C’est une richesse et en même temps une faiblesse : la « force émancipatrice » du cosmopolitisme se manifeste de différentes manières, à différents étages. Il y a la pure et simple humanité d’un Montaigne : « j’estime tous les hommes mes compatriotes, et embrasse un Polonais comme un Français », un cosmopolitisme nourri de pensée stoïcienne, mais peut-être s’agit-il d’une tradition humaniste et gasconne qui manque un peu de pertinence de nos jours.

Quant au cosmopolitisme argumenté qui se fonde sur la rationalité économique et l’intérêt bien compris, Alain Policar a l’honnêteté d’observer d’emblée qu’il ne parvient plus à convaincre et qu’il se voit même rejeté en raison des dégâts de la « mondialisation » libérale. Quant à l’internationalisme de gauche, il a, selon lui, bien perdu de ses couleurs.

Alain Policar, Cosmopolitisme ou barbarie

Alain Policar introduit en revanche une notion assez originale et qui donne à penser en asseyant sa version forte du cosmopolitisme sur rien de moins que la notion de nature humaine. Cela peut surprendre. La nature humaine est une notion que l’anthropologie a plutôt abandonnée en insistant sur les différences plus que sur « l’unité de l’homme » (pour reprendre la référence à un fameux colloque de Royaumont en 1972), mais cette « nature humaine » que l’on retrouve chez tous les êtres humains est plutôt une même situation dans laquelle chacun se trouve jeté, un sort que nous avons en partage, une commune vulnérabilité. Après tout, si les langues sont diverses et innombrables, elles sont toutes l’expression chez l’être humain d’une même capacité langagière et d’« universaux cognitifs ». Il ne s’agit pas de poser une essence de l’être humain qui serait intangible, mais de reconnaître une compétence partagée. On se souvient du Marchand de Venise : « ne sommes-nous pas sujets aux mêmes maladies, guéris par les mêmes remèdes ? » Ces migrants que l’on redoute et dont on ne comprend pas le « baragouin » ont ceci d’humain qu’ils parlent, eux aussi, et disent ce qu’ils éprouvent et ont vécu. Une communication s’établit, une conversation naît, qu’on le veuille ou non, parce que nous partageons un même monde (fini), comme l’observe le philosophe ghanéen Kwame Anthony Appiah, qui parle de « cosmopolitisme enraciné ».

Il appartient certes aux juristes de traduire dans les textes cette reconnaissance des droits liés à l’appartenance à la condition humaine, et non à une « cité » particulière. En même temps, Alain Policar prend soin de préciser que cette voie juridique ne peut exprimer qu’une tendance naturelle, « processuelle » ; c’est une orientation, un « idéal régulateur » kantien, proche de l’utopie. Il nous invite certes à « relativiser nos allégeances », à dépasser nos chers sentiments d’appartenance locale, mais ne semble pas croire qu’on puisse se débarrasser de cet « enracinement » (pour reprendre le terme de Simone Weil). « Il n’existe nulle incompatibilité entre fidélités singulières et appartenance à l’espèce humaine. »

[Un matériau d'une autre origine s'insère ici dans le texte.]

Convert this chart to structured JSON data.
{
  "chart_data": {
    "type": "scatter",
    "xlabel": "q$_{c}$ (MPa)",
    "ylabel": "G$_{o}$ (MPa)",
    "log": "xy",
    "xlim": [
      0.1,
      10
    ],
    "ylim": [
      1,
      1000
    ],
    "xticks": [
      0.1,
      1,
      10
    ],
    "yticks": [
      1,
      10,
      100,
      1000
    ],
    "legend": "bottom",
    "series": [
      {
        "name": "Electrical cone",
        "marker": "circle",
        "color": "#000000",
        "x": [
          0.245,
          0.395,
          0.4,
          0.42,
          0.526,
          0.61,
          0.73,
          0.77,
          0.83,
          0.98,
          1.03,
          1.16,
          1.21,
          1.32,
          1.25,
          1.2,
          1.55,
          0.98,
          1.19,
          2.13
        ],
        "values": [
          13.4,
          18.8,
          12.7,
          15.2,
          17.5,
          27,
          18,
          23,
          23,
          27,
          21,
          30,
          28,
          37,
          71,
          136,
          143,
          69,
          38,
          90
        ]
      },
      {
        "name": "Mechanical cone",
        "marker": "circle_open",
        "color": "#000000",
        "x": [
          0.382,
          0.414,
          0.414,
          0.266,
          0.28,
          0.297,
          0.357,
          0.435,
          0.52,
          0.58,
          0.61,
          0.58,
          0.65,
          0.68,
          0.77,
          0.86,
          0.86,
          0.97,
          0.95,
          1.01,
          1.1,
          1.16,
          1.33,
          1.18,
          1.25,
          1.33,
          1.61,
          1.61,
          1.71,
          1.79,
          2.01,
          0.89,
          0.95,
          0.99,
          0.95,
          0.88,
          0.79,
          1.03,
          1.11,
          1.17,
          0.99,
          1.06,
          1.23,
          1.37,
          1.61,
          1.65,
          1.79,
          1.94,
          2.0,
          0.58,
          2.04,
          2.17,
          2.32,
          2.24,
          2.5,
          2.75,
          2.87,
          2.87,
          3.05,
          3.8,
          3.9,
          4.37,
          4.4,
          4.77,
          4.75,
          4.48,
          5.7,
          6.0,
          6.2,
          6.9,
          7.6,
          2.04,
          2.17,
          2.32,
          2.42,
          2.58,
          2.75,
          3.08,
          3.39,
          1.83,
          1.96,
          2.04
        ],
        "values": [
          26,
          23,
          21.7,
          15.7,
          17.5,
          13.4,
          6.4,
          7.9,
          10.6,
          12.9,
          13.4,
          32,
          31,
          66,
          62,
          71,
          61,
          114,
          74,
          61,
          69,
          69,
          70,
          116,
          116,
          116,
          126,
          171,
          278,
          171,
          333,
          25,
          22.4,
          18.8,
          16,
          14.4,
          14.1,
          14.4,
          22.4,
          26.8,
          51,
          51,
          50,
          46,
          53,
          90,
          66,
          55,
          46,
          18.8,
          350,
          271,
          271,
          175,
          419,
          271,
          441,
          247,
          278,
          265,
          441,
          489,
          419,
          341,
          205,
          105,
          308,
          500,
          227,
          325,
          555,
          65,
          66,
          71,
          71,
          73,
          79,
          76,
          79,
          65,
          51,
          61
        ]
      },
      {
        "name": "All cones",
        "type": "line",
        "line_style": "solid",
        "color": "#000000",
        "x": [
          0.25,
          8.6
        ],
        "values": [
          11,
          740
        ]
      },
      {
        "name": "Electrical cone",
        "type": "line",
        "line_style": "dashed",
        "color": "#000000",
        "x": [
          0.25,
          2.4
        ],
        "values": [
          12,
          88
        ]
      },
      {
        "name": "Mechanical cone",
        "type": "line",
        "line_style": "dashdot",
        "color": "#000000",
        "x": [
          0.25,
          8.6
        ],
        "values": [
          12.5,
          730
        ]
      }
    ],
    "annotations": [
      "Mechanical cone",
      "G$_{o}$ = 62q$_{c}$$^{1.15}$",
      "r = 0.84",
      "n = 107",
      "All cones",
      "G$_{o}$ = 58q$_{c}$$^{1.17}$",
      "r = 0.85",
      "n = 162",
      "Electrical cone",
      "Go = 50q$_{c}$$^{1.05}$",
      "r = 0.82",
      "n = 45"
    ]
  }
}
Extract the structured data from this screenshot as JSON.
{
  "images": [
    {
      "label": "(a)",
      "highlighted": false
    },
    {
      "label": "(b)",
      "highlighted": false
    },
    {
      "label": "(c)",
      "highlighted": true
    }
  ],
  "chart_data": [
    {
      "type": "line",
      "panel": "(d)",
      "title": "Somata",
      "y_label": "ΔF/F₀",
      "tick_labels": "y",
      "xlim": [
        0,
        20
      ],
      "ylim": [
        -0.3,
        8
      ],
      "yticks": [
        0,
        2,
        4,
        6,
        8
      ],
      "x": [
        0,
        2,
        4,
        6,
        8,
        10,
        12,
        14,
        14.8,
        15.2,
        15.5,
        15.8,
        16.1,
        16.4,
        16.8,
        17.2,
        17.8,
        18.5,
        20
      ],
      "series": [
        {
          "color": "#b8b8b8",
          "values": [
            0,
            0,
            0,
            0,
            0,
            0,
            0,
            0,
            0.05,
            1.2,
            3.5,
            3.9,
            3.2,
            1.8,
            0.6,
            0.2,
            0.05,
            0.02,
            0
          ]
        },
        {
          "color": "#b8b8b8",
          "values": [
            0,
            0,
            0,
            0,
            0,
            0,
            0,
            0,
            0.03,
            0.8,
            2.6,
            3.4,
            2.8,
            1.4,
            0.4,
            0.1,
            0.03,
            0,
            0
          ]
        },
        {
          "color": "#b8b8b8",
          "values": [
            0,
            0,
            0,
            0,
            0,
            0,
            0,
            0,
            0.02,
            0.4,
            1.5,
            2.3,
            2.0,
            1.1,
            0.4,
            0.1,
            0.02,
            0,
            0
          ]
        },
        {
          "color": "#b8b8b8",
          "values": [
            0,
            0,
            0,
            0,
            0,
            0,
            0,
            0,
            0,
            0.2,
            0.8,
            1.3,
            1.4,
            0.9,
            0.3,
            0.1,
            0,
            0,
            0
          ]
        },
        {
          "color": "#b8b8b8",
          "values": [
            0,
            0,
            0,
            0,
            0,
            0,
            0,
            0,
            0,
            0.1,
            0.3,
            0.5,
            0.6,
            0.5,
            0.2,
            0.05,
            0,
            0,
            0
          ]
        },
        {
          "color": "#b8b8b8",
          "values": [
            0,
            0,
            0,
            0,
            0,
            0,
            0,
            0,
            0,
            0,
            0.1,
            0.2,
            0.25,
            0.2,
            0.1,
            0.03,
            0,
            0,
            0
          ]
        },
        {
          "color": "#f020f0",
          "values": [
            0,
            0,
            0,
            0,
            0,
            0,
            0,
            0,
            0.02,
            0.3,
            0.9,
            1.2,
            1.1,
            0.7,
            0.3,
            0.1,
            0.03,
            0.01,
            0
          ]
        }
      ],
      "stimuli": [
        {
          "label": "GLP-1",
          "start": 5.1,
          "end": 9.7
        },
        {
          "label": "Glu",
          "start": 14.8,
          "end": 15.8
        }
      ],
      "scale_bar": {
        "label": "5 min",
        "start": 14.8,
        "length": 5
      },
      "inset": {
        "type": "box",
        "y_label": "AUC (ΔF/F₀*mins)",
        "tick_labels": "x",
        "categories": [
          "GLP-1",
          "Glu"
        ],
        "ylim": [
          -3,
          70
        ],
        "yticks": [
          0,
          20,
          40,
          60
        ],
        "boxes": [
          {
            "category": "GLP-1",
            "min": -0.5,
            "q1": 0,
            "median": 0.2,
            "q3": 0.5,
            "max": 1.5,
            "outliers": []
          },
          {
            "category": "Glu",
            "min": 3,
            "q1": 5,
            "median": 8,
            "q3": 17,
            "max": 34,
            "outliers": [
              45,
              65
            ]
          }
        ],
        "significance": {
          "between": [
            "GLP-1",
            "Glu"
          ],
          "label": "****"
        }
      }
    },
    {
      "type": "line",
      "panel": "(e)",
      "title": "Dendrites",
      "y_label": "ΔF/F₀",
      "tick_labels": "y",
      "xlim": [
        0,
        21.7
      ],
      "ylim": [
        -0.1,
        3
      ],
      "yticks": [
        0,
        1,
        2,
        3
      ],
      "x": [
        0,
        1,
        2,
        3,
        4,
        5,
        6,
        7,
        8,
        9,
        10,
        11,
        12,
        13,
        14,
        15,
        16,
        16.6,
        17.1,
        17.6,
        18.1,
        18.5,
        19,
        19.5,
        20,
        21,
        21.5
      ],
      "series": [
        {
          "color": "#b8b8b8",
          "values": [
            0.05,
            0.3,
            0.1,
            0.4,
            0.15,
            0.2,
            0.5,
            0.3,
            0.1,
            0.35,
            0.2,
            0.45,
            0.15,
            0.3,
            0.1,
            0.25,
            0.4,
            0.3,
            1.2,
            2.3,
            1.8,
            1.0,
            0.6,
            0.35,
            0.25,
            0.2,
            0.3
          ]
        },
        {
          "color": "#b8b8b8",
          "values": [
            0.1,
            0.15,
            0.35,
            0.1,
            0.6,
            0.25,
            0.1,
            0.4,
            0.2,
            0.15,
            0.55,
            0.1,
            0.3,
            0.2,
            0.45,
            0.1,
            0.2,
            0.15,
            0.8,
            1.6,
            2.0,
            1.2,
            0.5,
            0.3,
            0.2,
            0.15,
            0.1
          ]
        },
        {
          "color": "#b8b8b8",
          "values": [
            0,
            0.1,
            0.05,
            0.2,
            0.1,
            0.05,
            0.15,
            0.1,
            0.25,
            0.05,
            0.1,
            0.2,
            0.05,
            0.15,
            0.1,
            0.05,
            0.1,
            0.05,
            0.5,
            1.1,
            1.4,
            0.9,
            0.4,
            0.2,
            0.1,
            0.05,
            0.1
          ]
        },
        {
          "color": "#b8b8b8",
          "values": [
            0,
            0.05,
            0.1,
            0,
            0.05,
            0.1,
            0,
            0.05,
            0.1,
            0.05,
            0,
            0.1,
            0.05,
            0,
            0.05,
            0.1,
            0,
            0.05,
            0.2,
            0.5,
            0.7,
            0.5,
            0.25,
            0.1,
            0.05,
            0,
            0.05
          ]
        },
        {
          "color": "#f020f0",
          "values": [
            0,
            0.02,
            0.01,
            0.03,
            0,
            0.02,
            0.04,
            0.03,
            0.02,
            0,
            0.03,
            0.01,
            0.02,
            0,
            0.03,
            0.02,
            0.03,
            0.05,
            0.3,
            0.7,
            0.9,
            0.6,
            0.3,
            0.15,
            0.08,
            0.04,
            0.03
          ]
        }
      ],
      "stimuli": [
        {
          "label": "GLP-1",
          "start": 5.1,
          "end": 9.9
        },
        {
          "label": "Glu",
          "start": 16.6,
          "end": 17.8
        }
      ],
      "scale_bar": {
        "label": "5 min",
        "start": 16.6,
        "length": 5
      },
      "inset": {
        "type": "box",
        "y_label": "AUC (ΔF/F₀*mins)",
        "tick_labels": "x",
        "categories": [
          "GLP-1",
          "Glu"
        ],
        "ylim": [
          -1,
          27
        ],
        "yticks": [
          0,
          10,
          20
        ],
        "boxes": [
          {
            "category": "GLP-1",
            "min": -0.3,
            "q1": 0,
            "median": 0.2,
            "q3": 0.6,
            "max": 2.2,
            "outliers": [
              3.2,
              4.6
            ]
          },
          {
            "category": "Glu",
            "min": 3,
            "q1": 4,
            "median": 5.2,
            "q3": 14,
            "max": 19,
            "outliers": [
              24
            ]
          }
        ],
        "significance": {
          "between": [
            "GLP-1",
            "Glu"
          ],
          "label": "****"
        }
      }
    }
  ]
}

C’est la littérature, toutefois, qui peut donner de la présence et de la chair à cette exigence du droit et de la morale, de la tradition et de la simple humanité. Ainsi Patrick Chamoiseau, parlant de ses « frères migrants » : « clandestins bannis expulsés expurgés exilés désolés voyageurs tapageurs réfugiés rapatriés […] dessalés ou noyés […] demandeurs d’une autre cartographie de nos humanités », passants, comme nous.